As a music major in college, I started off on bass, and earned pocket change playing jazz before I turned my focus to the written word. I gotta tell you, we never had digs like the SFJAZZ Center. Its main hall seats 350 to 700, based on how it's configured, and it is indeed a great place for jazz, with clean acoustics and a high comfort level. The lineup for the inaugural season includes guitarist Bill Frisell, bassist Dave Holland, singer Dianne Reeves and the Afro-Cuban All-Stars, and in March a whole week of the SFJAZZ Collective. I am planning to be in the audience for some of those performances, and maybe share another glass of good wine with the bass player.

Richard Gangel
San Francisco, CA USA —  February 4, 2013 1:29pm ET
I can understand why they don't allow real glass wineglasses in the hall for a couple of reasons. It's a fantastic concession to the patrons to allow them to bring wine and other drinks into the hall in the first place, but the acoustics are so extraordinarily good that dropping a glass during the performance, which is probable, would be a distraction to the musicians and the audience. It was certainly distracting when patrons got up during the performance and the sound of their walking spread through the hall. Secondly, it's bad enough to clean up spilled drinks from the floor, but the expense of replacing broken glasses versus the cost of plastic glasses is a big consideration on the part of SF Jazz.

We in San Francisco are very fortunate to have someone with the fortitude of Randall Kline to bring about such a project to our city, and the architectural chops of Mark Cavagnero to design it so superbly. I took a tour of the building just two months ago and was amazed at how quickly they managed to complete the job on time with just a few small tweaks that need to be completed that don't affect the hall itself.

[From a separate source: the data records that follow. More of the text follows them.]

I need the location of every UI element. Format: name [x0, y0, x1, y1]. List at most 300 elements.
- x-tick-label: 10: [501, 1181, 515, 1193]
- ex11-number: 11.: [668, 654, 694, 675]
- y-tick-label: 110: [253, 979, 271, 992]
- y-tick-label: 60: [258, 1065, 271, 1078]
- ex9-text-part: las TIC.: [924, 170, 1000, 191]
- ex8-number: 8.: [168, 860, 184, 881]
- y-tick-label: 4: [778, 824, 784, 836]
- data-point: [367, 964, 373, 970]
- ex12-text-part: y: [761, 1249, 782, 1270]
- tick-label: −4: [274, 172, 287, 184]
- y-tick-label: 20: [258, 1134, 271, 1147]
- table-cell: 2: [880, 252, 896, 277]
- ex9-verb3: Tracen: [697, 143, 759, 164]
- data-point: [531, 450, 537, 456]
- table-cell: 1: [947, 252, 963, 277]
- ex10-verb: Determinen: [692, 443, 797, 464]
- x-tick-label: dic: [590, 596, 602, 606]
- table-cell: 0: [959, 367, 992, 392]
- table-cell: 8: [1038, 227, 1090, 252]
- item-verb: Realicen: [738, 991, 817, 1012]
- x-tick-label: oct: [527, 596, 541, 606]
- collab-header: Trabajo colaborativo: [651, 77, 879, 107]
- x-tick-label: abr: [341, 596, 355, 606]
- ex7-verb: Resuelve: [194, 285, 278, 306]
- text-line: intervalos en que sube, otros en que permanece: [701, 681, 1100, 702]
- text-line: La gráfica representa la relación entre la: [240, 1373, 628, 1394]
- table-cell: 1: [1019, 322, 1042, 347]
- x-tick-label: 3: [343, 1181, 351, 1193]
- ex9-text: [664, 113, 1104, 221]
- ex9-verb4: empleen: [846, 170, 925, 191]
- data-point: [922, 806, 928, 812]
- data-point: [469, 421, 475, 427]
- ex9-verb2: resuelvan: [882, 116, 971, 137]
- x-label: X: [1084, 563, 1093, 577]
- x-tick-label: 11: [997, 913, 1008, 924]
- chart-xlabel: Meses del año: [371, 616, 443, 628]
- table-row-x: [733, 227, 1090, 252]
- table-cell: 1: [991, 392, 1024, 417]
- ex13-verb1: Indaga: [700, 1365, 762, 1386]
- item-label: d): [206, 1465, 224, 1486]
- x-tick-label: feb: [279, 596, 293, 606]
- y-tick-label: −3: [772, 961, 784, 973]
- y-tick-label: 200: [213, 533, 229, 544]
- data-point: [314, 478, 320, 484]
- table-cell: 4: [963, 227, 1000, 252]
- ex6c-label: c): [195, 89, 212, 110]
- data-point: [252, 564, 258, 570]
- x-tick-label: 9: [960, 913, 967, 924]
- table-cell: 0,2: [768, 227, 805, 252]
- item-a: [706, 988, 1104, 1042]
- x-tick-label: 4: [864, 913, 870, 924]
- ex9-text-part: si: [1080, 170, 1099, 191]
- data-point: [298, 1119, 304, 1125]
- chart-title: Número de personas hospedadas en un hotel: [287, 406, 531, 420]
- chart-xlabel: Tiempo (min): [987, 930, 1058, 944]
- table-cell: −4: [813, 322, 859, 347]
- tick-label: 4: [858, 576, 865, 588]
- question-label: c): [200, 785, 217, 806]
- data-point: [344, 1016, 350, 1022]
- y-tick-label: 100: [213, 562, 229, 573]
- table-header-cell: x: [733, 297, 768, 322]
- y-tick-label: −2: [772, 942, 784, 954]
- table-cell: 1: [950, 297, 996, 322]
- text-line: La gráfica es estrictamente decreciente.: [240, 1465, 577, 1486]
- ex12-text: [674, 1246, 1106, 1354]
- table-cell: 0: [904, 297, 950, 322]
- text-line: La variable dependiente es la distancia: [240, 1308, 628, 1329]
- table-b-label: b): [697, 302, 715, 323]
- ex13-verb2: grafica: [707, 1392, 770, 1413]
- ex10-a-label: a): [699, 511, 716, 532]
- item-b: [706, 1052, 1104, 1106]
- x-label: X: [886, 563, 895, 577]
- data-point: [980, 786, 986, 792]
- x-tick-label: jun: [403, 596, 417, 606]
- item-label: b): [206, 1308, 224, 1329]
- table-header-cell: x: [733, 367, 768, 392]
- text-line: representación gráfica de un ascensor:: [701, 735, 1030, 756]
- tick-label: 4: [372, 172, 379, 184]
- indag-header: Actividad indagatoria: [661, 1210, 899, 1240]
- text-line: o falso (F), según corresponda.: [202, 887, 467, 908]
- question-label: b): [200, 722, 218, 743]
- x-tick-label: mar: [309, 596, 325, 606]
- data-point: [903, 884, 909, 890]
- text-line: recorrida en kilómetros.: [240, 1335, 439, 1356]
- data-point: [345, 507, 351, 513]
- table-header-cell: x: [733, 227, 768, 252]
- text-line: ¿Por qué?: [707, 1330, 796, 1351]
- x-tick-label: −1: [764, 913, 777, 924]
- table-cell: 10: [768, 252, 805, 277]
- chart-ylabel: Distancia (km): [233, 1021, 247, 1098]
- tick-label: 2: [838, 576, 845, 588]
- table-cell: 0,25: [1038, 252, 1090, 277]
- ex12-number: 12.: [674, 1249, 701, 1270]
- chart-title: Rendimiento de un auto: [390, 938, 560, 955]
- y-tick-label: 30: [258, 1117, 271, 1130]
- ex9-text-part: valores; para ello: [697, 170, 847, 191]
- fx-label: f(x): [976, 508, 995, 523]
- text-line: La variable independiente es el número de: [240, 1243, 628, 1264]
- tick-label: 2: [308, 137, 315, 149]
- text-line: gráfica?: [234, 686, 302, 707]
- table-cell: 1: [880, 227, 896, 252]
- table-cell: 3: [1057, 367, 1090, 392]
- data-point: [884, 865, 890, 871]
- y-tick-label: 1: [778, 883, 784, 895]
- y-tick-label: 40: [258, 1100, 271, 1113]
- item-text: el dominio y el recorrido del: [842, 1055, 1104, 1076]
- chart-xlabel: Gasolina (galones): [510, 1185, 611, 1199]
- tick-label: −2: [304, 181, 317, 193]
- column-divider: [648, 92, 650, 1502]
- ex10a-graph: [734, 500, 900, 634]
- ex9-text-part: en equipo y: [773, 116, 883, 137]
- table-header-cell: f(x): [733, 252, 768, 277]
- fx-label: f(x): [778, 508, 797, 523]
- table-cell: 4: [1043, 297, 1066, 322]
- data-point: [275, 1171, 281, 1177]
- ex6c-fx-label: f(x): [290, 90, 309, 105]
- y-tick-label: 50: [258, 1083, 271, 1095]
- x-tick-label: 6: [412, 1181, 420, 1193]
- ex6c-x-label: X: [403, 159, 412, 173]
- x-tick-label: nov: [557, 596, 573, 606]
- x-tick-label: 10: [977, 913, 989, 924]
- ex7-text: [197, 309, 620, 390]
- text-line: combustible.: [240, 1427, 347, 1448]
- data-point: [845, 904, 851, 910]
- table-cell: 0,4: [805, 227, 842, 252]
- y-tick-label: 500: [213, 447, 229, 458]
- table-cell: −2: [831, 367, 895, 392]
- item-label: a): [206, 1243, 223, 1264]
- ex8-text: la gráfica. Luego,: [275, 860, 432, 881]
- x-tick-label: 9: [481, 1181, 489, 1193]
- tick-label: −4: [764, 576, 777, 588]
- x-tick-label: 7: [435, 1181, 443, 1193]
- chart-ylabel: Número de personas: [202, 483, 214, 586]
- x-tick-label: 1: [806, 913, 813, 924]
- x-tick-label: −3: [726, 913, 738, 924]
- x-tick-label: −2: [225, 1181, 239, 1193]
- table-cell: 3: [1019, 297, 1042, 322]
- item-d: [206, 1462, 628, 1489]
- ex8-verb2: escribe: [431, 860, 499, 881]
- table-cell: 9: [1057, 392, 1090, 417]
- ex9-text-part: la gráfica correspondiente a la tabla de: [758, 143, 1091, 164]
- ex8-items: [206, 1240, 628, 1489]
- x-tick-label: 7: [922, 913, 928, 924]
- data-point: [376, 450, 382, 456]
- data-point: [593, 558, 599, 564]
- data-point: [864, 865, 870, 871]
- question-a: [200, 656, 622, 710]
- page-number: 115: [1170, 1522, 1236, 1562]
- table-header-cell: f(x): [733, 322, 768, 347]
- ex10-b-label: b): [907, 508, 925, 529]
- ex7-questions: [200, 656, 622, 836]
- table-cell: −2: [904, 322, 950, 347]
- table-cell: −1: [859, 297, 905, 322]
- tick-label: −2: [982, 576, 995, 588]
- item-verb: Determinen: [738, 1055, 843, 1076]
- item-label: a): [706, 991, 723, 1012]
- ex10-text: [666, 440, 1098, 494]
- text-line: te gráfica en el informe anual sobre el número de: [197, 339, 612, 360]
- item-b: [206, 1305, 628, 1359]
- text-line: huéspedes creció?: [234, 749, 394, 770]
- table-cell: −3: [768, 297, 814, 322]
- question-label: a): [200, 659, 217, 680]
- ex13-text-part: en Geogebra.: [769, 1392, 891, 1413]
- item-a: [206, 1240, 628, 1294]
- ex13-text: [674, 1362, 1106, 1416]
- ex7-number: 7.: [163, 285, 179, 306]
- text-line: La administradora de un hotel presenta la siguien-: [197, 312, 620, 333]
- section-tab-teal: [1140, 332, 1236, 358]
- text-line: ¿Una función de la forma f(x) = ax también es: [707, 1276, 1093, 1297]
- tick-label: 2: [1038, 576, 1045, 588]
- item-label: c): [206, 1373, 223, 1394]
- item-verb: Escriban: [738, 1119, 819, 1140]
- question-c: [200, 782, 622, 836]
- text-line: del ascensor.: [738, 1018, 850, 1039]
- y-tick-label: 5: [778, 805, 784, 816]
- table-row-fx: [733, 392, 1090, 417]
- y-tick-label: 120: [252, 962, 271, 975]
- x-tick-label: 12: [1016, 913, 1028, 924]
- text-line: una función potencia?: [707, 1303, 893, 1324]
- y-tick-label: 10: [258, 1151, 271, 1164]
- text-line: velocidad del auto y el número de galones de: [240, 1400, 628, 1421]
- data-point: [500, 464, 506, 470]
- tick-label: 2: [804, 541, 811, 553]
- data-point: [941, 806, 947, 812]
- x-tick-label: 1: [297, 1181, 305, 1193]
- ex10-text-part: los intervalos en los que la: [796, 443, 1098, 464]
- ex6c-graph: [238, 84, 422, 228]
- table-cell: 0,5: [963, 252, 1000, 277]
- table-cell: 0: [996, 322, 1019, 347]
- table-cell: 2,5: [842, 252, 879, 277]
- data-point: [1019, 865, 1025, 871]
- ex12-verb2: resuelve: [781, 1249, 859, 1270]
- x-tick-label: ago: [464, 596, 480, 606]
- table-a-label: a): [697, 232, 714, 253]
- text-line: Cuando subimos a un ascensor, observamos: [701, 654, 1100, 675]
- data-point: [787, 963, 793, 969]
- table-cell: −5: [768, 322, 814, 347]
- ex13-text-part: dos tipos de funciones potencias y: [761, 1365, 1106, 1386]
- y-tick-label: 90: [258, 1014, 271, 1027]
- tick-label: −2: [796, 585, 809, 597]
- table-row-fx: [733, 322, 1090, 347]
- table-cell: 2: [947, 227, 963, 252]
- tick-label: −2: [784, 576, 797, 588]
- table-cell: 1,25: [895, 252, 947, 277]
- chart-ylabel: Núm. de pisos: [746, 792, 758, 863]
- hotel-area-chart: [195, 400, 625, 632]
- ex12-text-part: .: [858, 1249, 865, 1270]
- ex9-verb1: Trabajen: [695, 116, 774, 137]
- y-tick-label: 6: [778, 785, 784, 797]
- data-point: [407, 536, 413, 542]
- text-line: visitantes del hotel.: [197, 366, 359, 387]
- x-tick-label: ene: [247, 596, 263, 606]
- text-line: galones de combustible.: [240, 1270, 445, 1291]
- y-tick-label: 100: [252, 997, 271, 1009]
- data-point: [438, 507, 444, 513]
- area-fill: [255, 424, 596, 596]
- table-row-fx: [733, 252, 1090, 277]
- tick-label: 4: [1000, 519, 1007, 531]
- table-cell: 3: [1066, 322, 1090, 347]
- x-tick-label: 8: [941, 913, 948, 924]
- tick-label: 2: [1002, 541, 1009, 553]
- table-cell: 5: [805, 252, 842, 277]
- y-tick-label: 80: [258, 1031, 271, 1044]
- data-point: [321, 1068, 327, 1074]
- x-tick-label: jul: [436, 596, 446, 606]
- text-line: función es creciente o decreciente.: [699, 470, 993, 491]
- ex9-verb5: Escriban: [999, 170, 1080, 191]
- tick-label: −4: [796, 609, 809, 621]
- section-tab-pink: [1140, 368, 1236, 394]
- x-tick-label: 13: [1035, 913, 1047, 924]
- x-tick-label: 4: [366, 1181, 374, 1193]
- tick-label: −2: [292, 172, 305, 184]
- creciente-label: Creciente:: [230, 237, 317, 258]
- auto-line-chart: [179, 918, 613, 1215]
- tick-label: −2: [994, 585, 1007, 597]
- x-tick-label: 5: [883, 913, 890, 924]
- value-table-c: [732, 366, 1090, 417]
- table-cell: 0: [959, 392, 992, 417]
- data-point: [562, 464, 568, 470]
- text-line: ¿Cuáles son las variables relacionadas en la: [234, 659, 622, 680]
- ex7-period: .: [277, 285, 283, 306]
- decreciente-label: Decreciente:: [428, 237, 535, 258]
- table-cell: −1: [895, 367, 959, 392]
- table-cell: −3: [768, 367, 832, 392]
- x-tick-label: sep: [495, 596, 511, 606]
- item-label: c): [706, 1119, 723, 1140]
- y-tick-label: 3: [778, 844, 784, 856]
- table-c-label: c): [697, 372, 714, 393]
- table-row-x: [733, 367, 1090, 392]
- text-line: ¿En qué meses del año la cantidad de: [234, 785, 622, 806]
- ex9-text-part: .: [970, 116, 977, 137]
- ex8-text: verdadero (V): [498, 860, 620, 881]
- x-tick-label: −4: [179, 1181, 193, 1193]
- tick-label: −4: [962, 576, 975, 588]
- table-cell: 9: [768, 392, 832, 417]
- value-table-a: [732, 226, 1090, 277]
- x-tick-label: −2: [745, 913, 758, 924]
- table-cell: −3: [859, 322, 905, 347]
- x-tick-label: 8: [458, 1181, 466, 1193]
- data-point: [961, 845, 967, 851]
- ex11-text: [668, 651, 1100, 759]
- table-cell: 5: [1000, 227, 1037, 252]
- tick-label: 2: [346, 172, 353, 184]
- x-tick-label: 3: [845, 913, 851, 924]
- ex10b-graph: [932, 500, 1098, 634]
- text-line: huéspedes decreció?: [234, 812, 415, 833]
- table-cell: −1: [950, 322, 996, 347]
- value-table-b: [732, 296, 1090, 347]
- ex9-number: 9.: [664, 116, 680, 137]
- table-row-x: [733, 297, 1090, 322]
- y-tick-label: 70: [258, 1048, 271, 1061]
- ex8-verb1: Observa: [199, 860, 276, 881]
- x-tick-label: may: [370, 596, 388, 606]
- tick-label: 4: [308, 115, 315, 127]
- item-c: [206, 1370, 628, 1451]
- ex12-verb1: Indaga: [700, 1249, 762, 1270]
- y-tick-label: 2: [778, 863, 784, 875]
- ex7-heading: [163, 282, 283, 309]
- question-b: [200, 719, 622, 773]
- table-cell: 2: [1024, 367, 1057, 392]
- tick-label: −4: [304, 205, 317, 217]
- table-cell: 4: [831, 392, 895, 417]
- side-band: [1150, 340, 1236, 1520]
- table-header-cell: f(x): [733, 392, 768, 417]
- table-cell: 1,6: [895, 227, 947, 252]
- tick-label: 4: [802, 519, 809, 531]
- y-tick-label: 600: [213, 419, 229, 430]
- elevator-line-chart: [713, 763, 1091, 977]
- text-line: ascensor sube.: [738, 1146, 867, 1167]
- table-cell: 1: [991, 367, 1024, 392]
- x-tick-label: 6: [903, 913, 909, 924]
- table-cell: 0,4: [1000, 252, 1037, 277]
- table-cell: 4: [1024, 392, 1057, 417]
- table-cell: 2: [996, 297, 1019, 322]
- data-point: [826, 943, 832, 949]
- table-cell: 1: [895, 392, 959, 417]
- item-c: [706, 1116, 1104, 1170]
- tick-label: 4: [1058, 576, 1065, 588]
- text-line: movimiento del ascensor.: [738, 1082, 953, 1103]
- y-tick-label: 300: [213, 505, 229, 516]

A further note on the acoustics: There are not many concert halls, if any, in which they can turn off the sound system and the patrons in the balcony can hear every note being played on the stage.
Harvey Steiman
San Francisco —  February 4, 2013 1:49pm ET
Thanks for your comment, Richard. I agree, glass would not be appropriate. But there are some excellent plastic products that have the shape and size to show off wine better that straight plastic tumblers.